Tratamento da Fratura do Escafoide CID S62.3
O manejo adequado depende do tipo, localização e deslocamento da fratura.
Tratamento Conservador
Indicado para:
- Fraturas não deslocadas
- Fraturas com mínima alteração na anatomia
Procedimento:
- Imobilização com gesso por até 8 a 12 semanas
- Avaliações periódicas para monitorar a consolidação
Tratamento Cirúrgico
Indicado para:
- Fraturas deslocadas
- Fraturas com desvio na anatomia
- Fraturas que não consolidaram com tratamento conservador
Técnicas Cirúrgicas:
- Fixação com parafusos metálicos ou placas
- Uso de enxertos ósseos em casos de perda de tecido ósseo
Considerações Gerais
De acordo com a Sociedade Brasileira de Ortopedia, "a fixação cirúrgica aumenta as chances de consolidação e retorno às atividades normais em menor tempo".
Período de Recuperação e Reabilitação
| Fase | Ações | Tempo estimado | Objetivos |
|---|---|---|---|
| Imobilização | Uso do gesso ou tala | 8-12 semanas | Estabilizar o osso e promover a cicatrização |
| Reabilitação inicial | Movimentos leves | Após 4-6 semanas | Manter a mobilidade sem risco de deslocamento |
| Reabilitação avançada | Exercícios de fortalecimento e coordenação | Após 8-12 semanas | Recuperar força e função completa |
A recuperação pode levar de 3 a 6 meses, dependendo do tratamento e do estágio da fratura.

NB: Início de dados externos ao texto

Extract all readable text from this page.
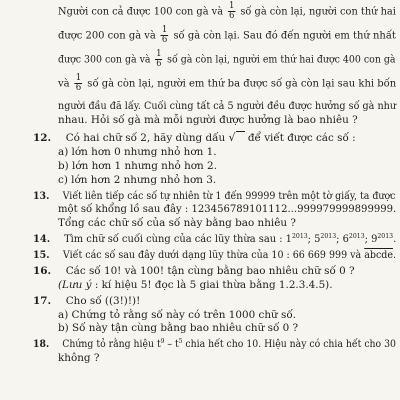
Người con cả được 100 con gà và $\frac{1}{6}$ số gà còn lại, người con thứ hai
được 200 con gà và $\frac{1}{6}$ số gà còn lại. Sau đó đến người em thứ nhất
được 300 con gà và $\frac{1}{6}$ số gà còn lại, người em thứ hai được 400 con gà
và $\frac{1}{6}$ số gà còn lại, người em thứ ba được số gà còn lại sau khi bốn
người đầu đã lấy. Cuối cùng tất cả 5 người đều được hưởng số gà như
nhau. Hỏi số gà mà mỗi người được hưởng là bao nhiêu ?
12. Có hai chữ số 2, hãy dùng dấu √ để viết được các số :
a) lớn hơn 0 nhưng nhỏ hơn 1.
b) lớn hơn 1 nhưng nhỏ hơn 2.
c) lớn hơn 2 nhưng nhỏ hơn 3.
13. Viết liên tiếp các số tự nhiên từ 1 đến 99999 trên một tờ giấy, ta được
một số khổng lồ sau đây : 123456789101112...999979999899999.
Tổng các chữ số của số này bằng bao nhiêu ?
14. Tìm chữ số cuối cùng của các lũy thừa sau : $1^{2013}$; $5^{2013}$; $6^{2013}$; $9^{2013}$.
15. Viết các số sau đây dưới dạng lũy thừa của 10 : 66 669 999 và abcde.
16. Các số 10! và 100! tận cùng bằng bao nhiêu chữ số 0 ?
(Lưu ý : kí hiệu 5! đọc là 5 giai thừa bằng 1.2.3.4.5).
17. Cho số ((3!)!)!
a) Chứng tỏ rằng số này có trên 1000 chữ số.
b) Số này tận cùng bằng bao nhiêu chữ số 0 ?
18. Chứng tỏ rằng hiệu $t^9 - t^5$ chia hết cho 10. Hiệu này có chia hết cho 30
không ?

Prevenção de Fraturas do Escafoide
- Uso de proteção adequada em esportes de impacto
- Evitar quedas, especialmente em ambientes escorregadios
- Manter saúde óssea, com alimentação equilibrada e exercícios de fortalecimento
- Realizar exames periódicos em idosos com risco de osteoporose
Perguntas Frequentes
1. Quanto tempo leva para uma fratura do escafoide cicatrizar?

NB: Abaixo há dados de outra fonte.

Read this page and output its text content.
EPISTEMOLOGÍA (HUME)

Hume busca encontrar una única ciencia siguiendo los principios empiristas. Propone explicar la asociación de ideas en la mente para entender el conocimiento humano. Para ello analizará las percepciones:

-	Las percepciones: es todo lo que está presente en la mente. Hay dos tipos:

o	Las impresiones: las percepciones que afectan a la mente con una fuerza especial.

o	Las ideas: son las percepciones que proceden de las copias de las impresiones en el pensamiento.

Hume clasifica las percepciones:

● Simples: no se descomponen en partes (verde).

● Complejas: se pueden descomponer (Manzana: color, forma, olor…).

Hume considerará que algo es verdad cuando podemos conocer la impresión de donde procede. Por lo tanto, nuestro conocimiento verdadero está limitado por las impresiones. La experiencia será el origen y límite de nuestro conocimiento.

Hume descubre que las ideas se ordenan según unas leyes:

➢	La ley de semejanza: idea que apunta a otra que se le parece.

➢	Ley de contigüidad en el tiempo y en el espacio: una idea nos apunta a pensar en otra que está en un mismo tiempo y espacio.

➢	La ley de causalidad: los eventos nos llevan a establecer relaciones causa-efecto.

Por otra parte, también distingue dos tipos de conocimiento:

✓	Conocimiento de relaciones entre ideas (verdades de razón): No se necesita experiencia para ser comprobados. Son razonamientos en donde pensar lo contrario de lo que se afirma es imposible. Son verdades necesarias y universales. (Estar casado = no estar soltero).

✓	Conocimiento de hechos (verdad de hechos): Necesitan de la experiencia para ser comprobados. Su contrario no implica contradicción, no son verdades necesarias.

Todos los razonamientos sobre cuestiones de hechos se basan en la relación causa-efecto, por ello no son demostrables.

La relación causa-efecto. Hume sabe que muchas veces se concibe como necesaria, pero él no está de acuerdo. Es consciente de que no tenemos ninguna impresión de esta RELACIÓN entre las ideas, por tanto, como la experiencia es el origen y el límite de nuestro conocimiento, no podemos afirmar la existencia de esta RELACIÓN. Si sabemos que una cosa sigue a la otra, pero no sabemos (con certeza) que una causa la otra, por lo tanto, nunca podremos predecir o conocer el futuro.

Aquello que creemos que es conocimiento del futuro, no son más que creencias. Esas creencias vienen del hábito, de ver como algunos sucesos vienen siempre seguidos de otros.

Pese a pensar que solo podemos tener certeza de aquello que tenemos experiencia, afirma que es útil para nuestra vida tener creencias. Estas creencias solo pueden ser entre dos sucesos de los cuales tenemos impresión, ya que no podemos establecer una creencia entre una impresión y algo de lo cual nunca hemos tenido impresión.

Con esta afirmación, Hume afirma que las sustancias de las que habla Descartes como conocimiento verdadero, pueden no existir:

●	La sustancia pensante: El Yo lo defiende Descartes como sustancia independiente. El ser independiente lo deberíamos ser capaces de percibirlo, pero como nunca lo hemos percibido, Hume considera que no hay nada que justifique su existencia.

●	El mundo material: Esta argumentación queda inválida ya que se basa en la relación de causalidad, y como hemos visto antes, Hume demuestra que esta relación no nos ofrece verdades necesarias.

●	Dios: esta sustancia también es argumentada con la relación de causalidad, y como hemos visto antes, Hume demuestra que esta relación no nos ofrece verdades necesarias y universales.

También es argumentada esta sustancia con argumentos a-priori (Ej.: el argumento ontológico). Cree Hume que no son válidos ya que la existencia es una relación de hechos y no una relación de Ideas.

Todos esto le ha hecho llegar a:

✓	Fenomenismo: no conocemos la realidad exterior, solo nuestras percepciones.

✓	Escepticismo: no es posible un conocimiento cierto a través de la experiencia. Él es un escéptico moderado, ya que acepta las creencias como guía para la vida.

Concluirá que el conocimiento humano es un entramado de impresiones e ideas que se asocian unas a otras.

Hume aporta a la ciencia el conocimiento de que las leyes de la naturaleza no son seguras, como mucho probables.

Geralmente, entre 8 e 12 semanas, dependendo do tratamento e da idade do paciente.
2. É possível retornar às atividades esportivas após uma fratura do escafoide?
Sim, após a consolidação total e com liberação médica, normalmente após 4 a 6 meses, dependendo do caso.
3. Quais são as complicações possíveis?
Necrose avascular, rigidez, dor crônica, artrose e mau alinhamento ósseo.
4. Como saber se a fratura do escafoide foi adequadamente tratada?
Por meio de exames de imagem de controle e avaliação clínica. A cicatrização adequada indica sucesso do tratamento.
Conclusão
A fratura do escafoide do carpo (CID S62.3) é uma lesão que exige atenção especializada para garantir uma recuperação completa e evitar sequelas permanentes. O sucesso do tratamento depende do diagnóstico precoce, do método de manejo adotado e do acompanhamento rigoroso durante o período de reabilitação. Com ações preventivas e cuidados adequados, é possível minimizar os riscos e manter a funcionalidade da mão e do punho.
Transformar um trauma em uma cicatrização bem-sucedida é um desafio que envolve conhecimento, tecnologia e experiência médica. Se suspeitar de uma fratura no punho, procure atendimento imediato para uma avaliação adequada.
Referências
- Smith, A., et al. (2020). Fraturas do Escafoide: Diagnóstico e Tratamento. Journal of Orthopedic Trauma.
- Sociedade Brasileira de Ortopedia. (2022). Guia de Conduta em Lesões do Carpo. Disponível em: www.sbortopedia.org
- Silva, J. (2019). Técnicas modernas na fixação de fraturas do escafoide. Revista Brasileira de Ortopedia.